Pretence doesn’t enter into, the concept of treason is separate from espoinnage. Arnold was not a traitor relative to his original Sovereign.

That is most certainly not how treason is understood and applied in most of the world. You seem to be confusing at least the Anglo Saxon concept of Loyal Opposition with Treason.

Well that is an idiosyncratic personal definition. Voluntary commitment isn’t any kind of standard that stands up to reason or practice.

Officers are rarely conscripted and in that period normally one bought one’s commission. In any case, as I understand it, Washington sought an officer’s commission with the Crown, and won said appointment, although as I recall he faced significant discrimination against the Colonial versus UK born commissioned officer. This doubtless had much to do with his turn against the Crown.

In the end Treason is Treason.
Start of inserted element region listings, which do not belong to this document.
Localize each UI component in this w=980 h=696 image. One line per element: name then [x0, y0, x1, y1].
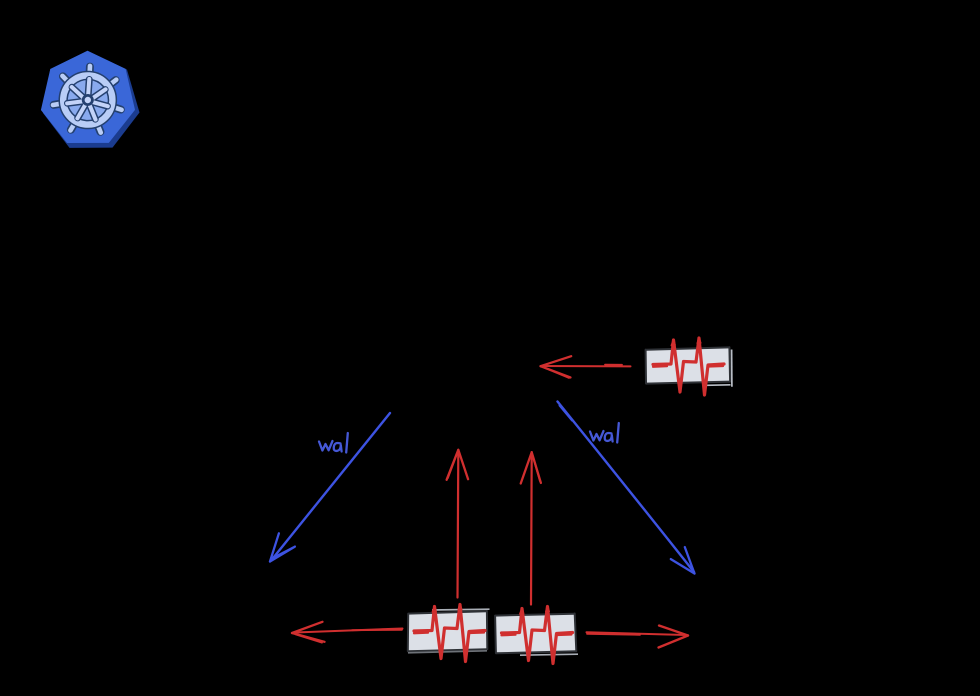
wheel ring — [62, 74, 115, 127]
box A (replica, right middle) — [646, 347, 732, 387]
blue wal arrow right — [558, 402, 695, 574]
red arrow bottom-right (points right) — [587, 626, 689, 648]
red vertical arrow 2 (up) — [521, 452, 541, 604]
wheel — [51, 63, 124, 133]
wal label right — [590, 423, 619, 443]
box B (bottom left replica) — [408, 609, 490, 653]
wheel spokes — [67, 78, 110, 120]
red arrow bottom-left (points left) — [292, 622, 403, 643]
heptagon body — [41, 51, 135, 143]
wheel inner disc — [65, 77, 111, 123]
red vertical arrow 1 (up) — [447, 450, 469, 598]
blue wal arrow left — [270, 413, 390, 562]
heptagon shadow — [43, 51, 140, 148]
wheel handles — [52, 64, 124, 133]
wheel hub — [83, 95, 93, 105]
kubernetes logo — [41, 51, 140, 148]
box C (bottom right replica) — [495, 614, 578, 656]
heartbeat icon A — [653, 338, 724, 396]
heartbeat icon C — [502, 606, 573, 664]
wal label left — [319, 433, 348, 453]
heartbeat icon B — [414, 604, 485, 662]
red arrow into boxA (points left) — [541, 356, 631, 378]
Certainly it carries more sting for the state if it is somehow involving parties who had previously explicitly sought position and sworn to defend the Sovereign, whatever it might be - Crown or Republic - but that is not a necessary factor.

I’m not a fan of Washington, a guy who got wealthy through manipulating land grants. And a slave owner. But Davis was just a zero. A figurehead. Putting them in the same category is wrong. Although I personally wish the Union had just let the south go. They would have dropped slavery on their own, like every other country, and we would be rid of them.

Well, by “selling” I was implying it was mainly money-related. But even there you can find a moral grey zone. Few are those who’ll betray a country they’re happy in and whose leadership they like, even for good money. It’s easier to convince yourself you’re not really betraying the country, but making a stand against your government. And getting paid for it.

My understanding is that Arnold’s wife was a Tory and convinced him to switch sides. The British also promised him good money to surrender West Point to them. According to his Wikipedia article, he also opposed the US’s alliance with France. So he probably convinced himself that he was doing what was right, and the money only sweetened the deal. He falls in the moral grey zone I described earlier. But plenty of bad acts you can try to justify, and it doesn’t make them right. Rare are those who’d say they did wrong just for the sake of it.

Just a nitpick, but Canada and Australia becoming independent doesn’t really fall under “secession” since they weren’t part of the UK. They were colonies and then dominions, that is, dependent/partly independent countries, but still separate countries. This was the model the UK usually used for its colonies. I believe France, on the other hand, tended to consider its “colonies” as part of its national territory.

You have to follow the laws of your country of residence, even if you haven’t “chosen” it by virtue of simply being born in it. So yes, it makes you a traitor. If you want to fight your country without being a traitor, you must first move abroad and take allegiance to another country. (I agree it’s a problem if you’re in a country that doesn’t allow you to leave.)

In the American legal theory, the US existed. If they’d caught him, they’d have tried him and hanged (shot?) him.

Unless there is some kind of provision for succession or those in power act to allow it, then I think it most certainly is treason. However, I don’t think you can argue that treason is always wrong. So, if one is arguing whether or not it’s right, the question of whether or not it’s treason is basically moot.

More importantly, Arnold was an officer (a general) in the Continental army. He, I would argue, gave up any claim that the US doesn’t really exist the day he became an officer in its army.

They were Crown possessions. Breaking away in an “illegal” fashion would have been secession under I think the ordinary sense of the word, secession from a Sovereign authority.

France only adopted that position relatively late and only with respect to certain territories. Algeria was most significant, but also the island leftovers of the colonial empire. I do not believe this was anything more than a legal fiction in the end.

Well, it seems to me that many are confusing the moral question of treason with the technical act of treason. Treason is not always “wrong” in a global moral perspective.